Hadis Nabi juga menegaskan adanya siksa kubur dan pentingnya umat Islam memohon perlindungan dari azab tersebut. Rasulullah berpesan agar memohon perlindungan dari siksa kubur dan siksa neraka. Menurut beliau, kubur adalah tahapan awal kehidupan akhirat. Pemahaman tentang siksa kubur menekankan pentingnya tidak terlena dengan kehidupan dunia dan menumbuhkan kesadaran akan akibat perbuatan baik atau buruk.

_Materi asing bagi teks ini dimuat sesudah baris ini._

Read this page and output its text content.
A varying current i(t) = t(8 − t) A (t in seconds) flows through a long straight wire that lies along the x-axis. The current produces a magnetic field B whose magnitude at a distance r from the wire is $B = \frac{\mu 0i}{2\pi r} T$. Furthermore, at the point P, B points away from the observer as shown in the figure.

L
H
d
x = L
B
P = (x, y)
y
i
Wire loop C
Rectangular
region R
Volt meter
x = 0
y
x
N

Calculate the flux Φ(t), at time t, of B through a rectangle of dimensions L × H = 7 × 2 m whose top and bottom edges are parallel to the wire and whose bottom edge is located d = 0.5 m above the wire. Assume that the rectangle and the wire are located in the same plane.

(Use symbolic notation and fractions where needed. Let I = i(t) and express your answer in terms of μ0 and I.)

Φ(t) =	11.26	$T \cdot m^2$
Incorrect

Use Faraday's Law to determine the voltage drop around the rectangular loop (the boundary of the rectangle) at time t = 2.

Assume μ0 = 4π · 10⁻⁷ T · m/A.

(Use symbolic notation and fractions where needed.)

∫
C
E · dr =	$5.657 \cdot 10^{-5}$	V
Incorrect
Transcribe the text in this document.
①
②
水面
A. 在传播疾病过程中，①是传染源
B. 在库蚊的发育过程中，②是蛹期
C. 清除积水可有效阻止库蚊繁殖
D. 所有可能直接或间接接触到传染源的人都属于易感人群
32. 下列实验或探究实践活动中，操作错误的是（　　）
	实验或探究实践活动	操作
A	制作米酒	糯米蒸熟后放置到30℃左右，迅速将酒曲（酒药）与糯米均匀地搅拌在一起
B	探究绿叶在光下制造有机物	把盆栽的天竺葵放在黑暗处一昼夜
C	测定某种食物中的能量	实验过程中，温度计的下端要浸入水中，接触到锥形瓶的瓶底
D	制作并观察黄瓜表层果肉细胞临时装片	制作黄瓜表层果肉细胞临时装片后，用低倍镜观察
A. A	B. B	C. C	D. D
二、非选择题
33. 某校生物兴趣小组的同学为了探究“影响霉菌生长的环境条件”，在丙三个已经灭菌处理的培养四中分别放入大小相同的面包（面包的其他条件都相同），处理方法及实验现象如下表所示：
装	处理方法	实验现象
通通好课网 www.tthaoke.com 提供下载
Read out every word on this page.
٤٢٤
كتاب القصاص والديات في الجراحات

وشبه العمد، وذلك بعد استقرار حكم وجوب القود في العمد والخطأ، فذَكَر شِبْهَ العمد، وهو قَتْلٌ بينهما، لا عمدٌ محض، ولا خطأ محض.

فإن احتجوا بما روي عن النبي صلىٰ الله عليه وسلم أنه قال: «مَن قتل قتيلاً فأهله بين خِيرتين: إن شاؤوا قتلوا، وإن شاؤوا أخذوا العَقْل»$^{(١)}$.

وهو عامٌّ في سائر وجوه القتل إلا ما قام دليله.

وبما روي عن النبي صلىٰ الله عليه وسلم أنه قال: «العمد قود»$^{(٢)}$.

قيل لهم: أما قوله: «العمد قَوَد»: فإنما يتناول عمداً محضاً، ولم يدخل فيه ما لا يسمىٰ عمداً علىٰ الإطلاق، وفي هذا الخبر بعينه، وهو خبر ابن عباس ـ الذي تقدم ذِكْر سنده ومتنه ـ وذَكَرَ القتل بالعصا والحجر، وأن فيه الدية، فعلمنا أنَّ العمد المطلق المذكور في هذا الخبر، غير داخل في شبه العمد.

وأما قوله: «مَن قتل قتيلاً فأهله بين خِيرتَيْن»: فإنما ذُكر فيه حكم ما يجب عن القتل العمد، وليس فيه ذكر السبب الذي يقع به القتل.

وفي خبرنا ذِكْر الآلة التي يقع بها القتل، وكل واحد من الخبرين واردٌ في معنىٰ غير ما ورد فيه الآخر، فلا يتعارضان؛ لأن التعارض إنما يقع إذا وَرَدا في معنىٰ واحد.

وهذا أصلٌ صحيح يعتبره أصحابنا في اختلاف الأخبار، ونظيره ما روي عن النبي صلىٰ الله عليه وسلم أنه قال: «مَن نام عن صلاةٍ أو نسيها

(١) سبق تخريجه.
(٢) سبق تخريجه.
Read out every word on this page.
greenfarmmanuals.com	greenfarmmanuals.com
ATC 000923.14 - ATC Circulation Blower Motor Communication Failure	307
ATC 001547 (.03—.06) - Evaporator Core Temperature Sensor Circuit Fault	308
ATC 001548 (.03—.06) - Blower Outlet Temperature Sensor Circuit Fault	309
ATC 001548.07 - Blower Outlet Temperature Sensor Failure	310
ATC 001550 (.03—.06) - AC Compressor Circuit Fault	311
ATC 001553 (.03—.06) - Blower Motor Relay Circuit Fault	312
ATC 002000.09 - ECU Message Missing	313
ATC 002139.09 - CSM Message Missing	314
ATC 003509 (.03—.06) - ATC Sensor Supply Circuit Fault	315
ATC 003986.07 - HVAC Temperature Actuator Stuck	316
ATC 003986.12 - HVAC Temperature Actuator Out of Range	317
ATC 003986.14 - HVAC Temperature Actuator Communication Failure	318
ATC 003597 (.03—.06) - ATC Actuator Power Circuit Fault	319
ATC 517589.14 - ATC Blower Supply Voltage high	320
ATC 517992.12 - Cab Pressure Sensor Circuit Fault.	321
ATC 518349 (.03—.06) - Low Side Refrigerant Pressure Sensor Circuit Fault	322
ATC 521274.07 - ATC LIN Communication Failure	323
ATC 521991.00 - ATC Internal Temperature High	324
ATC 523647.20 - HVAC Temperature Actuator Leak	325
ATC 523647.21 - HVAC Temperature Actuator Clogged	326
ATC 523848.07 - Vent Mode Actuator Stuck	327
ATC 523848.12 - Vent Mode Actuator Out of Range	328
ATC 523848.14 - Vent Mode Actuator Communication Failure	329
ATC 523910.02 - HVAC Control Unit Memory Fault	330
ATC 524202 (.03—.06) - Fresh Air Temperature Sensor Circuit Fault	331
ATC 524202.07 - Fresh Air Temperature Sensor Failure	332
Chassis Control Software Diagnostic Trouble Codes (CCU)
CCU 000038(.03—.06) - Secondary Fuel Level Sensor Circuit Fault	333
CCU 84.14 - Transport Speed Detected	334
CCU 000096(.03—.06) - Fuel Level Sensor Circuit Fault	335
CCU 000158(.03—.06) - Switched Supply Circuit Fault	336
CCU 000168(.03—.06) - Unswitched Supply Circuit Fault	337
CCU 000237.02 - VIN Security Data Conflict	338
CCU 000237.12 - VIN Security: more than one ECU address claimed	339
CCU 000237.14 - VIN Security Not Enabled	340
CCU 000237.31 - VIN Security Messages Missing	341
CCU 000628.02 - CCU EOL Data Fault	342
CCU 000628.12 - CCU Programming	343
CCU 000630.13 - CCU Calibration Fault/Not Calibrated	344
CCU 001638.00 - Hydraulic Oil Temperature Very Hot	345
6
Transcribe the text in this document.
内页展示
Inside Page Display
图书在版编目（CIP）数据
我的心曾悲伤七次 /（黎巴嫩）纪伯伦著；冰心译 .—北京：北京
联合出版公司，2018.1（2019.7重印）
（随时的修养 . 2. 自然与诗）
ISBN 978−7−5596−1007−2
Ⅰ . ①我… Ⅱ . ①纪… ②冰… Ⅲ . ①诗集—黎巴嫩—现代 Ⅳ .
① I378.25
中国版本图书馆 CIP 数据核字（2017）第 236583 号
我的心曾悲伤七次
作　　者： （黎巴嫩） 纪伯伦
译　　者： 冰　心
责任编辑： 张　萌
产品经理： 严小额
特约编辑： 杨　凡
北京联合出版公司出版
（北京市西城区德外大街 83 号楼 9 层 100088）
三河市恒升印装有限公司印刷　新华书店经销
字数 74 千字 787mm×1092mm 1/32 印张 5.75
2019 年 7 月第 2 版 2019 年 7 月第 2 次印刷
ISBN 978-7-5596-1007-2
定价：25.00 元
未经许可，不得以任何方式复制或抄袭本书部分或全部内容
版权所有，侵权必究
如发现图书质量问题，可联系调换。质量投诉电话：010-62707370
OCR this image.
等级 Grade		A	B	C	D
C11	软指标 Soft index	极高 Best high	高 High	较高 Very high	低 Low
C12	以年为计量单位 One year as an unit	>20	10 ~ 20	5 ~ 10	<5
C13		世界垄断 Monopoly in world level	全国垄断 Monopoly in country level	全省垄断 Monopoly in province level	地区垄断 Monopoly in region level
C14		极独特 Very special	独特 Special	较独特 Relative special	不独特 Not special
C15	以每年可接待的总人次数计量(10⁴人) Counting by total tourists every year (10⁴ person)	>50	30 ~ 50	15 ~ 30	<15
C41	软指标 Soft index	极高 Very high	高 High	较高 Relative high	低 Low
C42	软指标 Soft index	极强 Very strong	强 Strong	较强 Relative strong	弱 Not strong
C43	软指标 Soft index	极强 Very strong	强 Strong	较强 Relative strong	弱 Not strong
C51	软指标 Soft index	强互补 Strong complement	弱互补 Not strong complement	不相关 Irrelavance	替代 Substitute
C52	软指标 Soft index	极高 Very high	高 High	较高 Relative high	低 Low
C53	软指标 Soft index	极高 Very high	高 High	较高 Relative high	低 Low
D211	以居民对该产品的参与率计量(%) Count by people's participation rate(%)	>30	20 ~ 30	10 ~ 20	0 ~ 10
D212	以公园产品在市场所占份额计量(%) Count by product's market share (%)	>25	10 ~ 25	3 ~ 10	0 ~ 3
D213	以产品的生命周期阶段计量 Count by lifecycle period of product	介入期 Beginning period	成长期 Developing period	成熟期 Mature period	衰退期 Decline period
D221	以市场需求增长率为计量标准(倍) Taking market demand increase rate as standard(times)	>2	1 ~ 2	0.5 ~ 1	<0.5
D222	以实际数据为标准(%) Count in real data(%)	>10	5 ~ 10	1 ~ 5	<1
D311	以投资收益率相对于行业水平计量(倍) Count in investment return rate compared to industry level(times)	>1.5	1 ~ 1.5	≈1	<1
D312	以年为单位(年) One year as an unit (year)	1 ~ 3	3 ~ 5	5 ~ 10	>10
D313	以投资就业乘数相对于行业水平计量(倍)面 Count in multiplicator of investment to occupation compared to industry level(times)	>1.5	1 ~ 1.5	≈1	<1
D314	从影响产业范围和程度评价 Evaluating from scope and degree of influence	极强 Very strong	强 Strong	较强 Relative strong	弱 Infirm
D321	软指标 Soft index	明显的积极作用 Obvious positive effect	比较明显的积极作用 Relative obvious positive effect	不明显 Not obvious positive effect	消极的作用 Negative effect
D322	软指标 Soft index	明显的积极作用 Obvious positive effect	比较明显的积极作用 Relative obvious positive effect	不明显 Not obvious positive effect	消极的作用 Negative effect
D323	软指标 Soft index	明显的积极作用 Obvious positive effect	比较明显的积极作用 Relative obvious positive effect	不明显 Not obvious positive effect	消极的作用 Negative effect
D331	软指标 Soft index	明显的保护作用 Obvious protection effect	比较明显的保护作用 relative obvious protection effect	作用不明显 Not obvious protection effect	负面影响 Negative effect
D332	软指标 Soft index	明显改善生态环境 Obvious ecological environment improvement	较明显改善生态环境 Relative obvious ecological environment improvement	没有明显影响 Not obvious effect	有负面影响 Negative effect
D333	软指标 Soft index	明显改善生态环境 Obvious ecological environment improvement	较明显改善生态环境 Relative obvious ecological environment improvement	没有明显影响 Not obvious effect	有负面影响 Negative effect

Siksa kubur terjadi bagi yang berlaku zhalim, ingkar, dan tidak bertobat, sementara bagi orang beriman, kubur dapat menjadi tempat berbahagia. Keyakinan ini memiliki nilai moral dan etika yang kuat dalam membentuk perilaku yang baik. Keimanan akan adanya siksa kubur mendorong umat Islam untuk menjauhi perbuatan dosa dan mendekatkan diri pada amal saleh dan taubat. Maka, pemahaman akan siksa kubur bukan hanya sebagai penakut, namun juga sebagai pengingat untuk selalu berbuat kebaikan dan menjauhi kemaksiatan.